Hip replacements are performed most often to relieve the pain of progressively severe arthritis in the hip joint. Degenerative arthritis (osteoarthritis) of the hip joint is the most common type of arthritis hip replacement is chosen to treat. Osteoarthritis can occur with aging, with congenital abnormality of the hip joint, or because of prior trauma to the hip joint.
A hip replacement may be recommended to treat patients with other conditions as well, including bony fractures of the hip joint, rheumatoid arthritis, and death (aseptic necrosis) of the hip bone. Hip bone necrosis can be caused by a hip fracture, by drugs (such as alcohol or prednisone and prednisolone), through disease (such as systemic lupus erythematosus), and other conditions such as a kidney transplant.

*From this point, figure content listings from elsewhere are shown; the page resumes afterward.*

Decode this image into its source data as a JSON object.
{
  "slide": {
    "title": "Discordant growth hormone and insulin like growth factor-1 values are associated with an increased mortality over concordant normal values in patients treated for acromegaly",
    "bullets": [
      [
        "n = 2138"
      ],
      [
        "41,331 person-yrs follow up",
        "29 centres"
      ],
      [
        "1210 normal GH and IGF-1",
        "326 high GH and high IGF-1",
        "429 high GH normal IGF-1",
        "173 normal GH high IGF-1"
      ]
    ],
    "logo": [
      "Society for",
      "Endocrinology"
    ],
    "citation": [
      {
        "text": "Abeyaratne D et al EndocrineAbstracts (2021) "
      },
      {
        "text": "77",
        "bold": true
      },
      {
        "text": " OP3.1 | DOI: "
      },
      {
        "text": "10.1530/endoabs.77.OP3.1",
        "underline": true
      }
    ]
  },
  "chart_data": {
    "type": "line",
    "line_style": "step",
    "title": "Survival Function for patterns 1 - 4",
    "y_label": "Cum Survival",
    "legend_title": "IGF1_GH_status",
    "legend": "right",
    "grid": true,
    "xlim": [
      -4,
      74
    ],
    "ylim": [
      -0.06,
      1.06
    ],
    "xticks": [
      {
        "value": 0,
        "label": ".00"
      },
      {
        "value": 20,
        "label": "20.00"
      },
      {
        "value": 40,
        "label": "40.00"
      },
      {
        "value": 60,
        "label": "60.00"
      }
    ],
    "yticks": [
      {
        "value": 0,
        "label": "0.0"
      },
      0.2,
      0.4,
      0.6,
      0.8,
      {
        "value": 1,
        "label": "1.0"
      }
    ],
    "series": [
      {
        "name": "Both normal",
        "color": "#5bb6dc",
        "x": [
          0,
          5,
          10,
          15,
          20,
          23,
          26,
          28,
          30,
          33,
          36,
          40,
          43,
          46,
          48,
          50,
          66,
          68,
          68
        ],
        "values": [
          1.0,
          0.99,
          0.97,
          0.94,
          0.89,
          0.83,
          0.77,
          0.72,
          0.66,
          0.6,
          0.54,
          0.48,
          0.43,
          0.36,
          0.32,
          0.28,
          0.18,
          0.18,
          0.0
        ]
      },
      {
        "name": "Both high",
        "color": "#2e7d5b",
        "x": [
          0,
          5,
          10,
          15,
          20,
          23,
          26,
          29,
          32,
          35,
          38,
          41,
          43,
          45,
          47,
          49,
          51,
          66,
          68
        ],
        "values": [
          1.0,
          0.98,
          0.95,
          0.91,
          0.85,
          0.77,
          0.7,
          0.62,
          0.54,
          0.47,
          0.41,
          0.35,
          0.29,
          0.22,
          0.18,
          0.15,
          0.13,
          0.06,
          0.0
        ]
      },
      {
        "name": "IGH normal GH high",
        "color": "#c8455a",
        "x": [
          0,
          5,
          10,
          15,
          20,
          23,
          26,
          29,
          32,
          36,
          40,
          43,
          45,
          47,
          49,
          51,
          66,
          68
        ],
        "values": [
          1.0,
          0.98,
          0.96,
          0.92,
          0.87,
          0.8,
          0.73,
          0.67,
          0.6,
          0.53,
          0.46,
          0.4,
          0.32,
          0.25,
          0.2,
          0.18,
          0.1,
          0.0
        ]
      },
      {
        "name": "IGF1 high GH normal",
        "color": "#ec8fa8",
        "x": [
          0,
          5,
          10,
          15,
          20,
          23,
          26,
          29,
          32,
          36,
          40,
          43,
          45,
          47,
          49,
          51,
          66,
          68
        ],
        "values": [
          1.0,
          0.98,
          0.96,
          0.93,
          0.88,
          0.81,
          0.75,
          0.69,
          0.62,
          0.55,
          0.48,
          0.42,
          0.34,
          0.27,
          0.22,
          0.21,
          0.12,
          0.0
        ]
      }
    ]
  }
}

Progressively intense chronic pain and the impairment of daily functions such as walking, climbing stairs, and even arising from a sitting position, eventually become reasons to consider a hip replacement, especially in older patients.
Because replaced hip joints can fail with time, whether and when to perform a hip arthroplasty is not an easy decision, especially for younger patients. Replacement is most often considered once pain becomes so severe that it impedes normal function despite the use of anti-inflammatory and/or pain medications.
Hip joint arthroplasty is an elective procedure, meaning it is an option selected among other alternatives. The decision to have hip replacement surgery must be made with a thorough understanding of the potential risks and benefits of the procedure, as well as the anticipated outcome, and will be considered carefully between the patient and orthopedic specialists at our facilities.